Cincinnati Children’s has received a $12 million grant from the National Institutes of Health to conduct the first clinical trial to determine the medication of choice for preventing migraines in children and teens.
Migraines affect more than six million children and adolescents in the United States, with an annual economic impact of $36 billion. There is no FDA-approved medication to prevent childhood migraines and there are no evidence-based studies.
The five-year study, to be conducted at up to 40 sites throughout the United States, will be led by Andrew Hershey, MD, PhD, and Scott Powers, PhD, who co-direct the Headache Center at Cincinnati Children’s, which will serve as the clinical coordinating center. The University of Iowa has received a $5.8 million grant to serve as the data coordinating center for the study. Christopher Coffey, PhD, at the University of Iowa, will be principal investigator for the data coordinating center.
“Children and teens miss more than 130,000 school days every two weeks due to migraines,” says Dr. Hershey. “The negative impact of having migraines on overall quality of life is similar to childhood cancer, heart disease and rheumatic disease,” adds Dr. Powers.

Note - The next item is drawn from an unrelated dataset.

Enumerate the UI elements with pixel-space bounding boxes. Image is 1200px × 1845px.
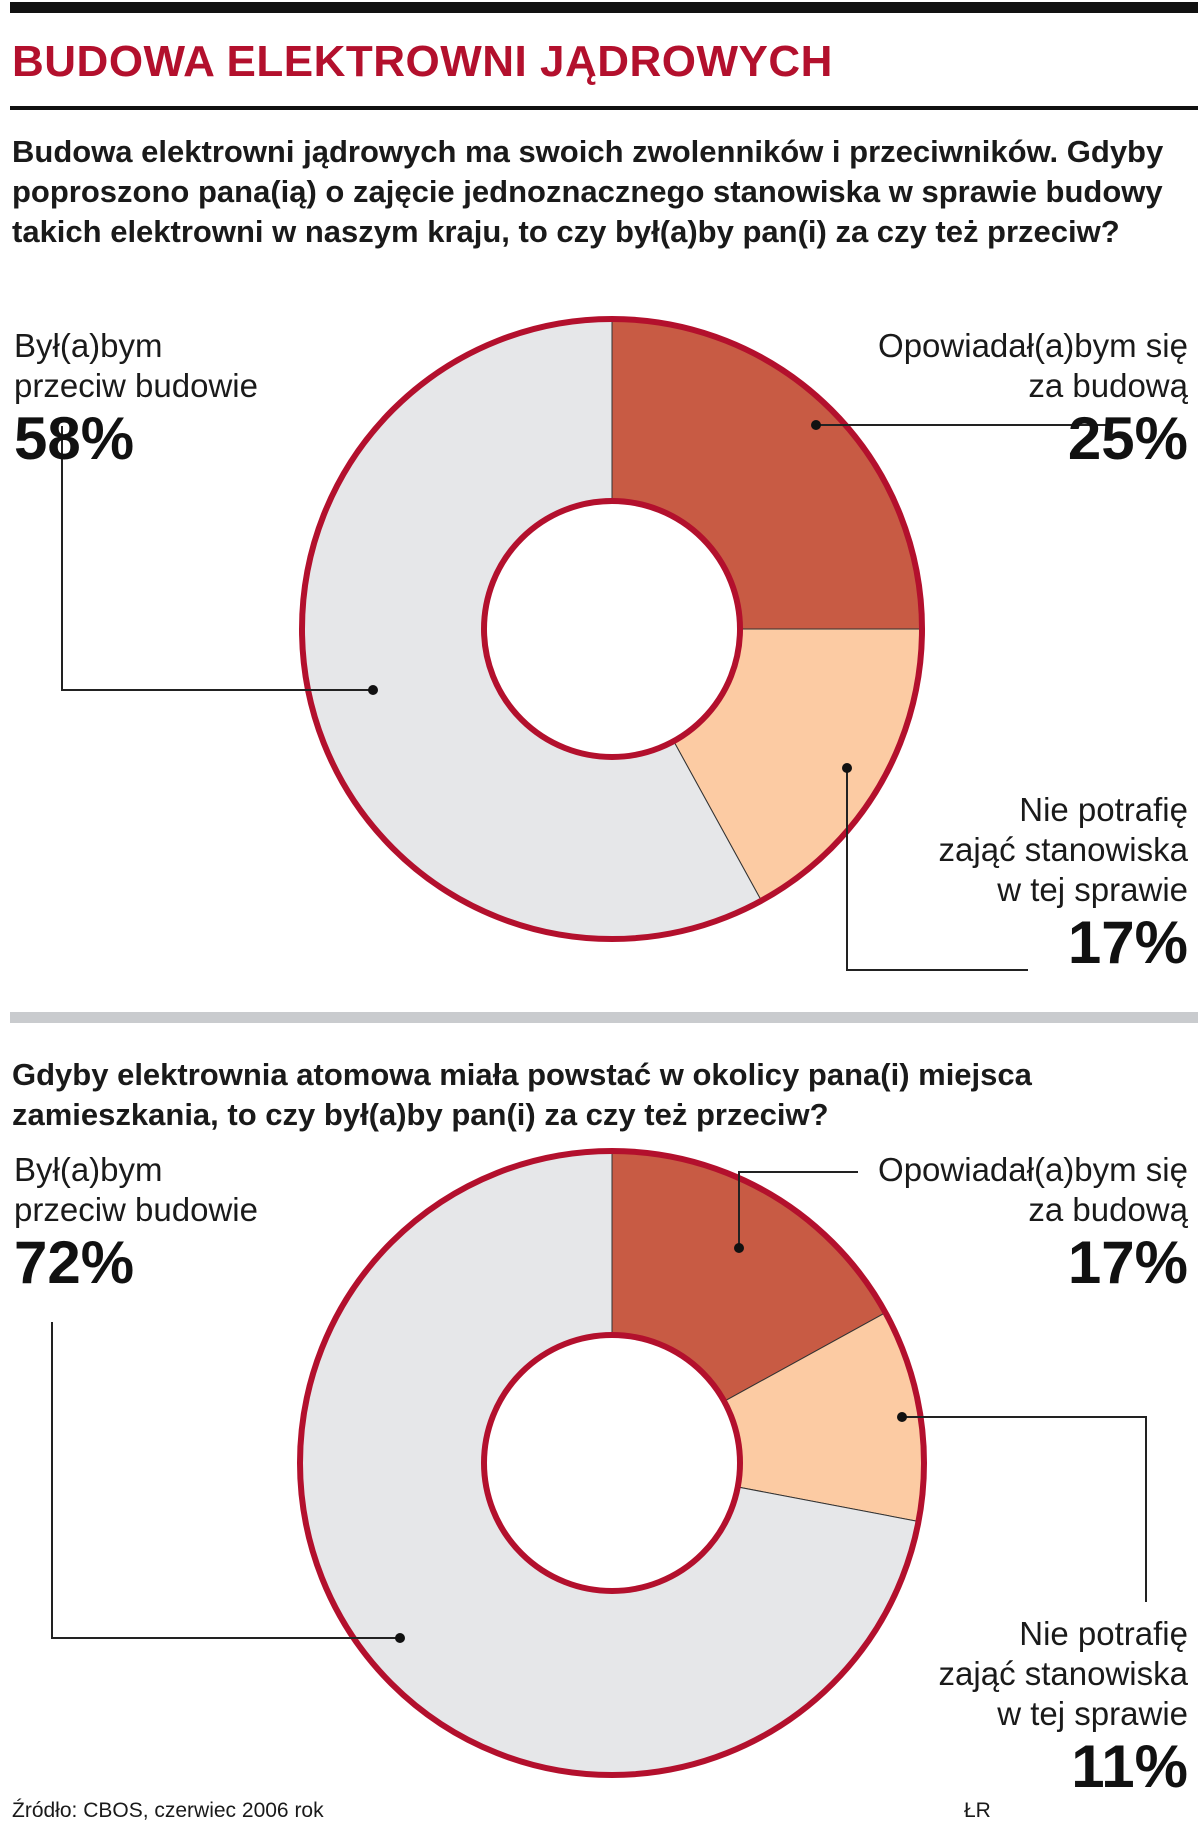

The study will compare amitriptyline and topiramate – the two medications headache specialists often prescribe to prevent childhood migraines. The study will involve 675 children and adolescents between the ages of 8 and 17.
Amitriptyline, first developed in 1961, is a drug originally used to treat depression but has long been used to prevent headaches. Topiramate is a newer medication used to treat epilepsy and approved to treat migraines in adults. Both drugs have been studied in adults but have been subjected to limited evidence-based research in children to determine their relative benefit in preventing migraines. Because of the side effects of each medication, it is essential that they be compared to placebo, says Dr. Hershey.
“The central problem for advancing care in pediatric headache medicine is the lack of placebo-controlled clinical trials and comparative effectiveness studies of preventive medication therapy,” says Dr. Powers.
The study is intended to:
- determine which drug is superior for reducing migraine frequency and disability
- estimate how well each drug is tolerated
- determine the “safety profiles” of each therapy
“Pediatric migraine is one of the five most prevalent childhood disorders in the United States,” says Dr. Hershey, who also serves as interim director of the Division of Neurology at Cincinnati Children’s.
“Determining the optimal first-line prevention medication therapy will have a transformational impact on the field,” adds Dr. Powers, who also directs the Office for Clinical and Translational Research at Cincinnati Children’s, a group that will provide critical support to this effort. “The results of this trial will change current clinical practice by ensuring that decisions on early, effective treatment for millions of children and adolescents with migraine can now be based upon sound evidence.”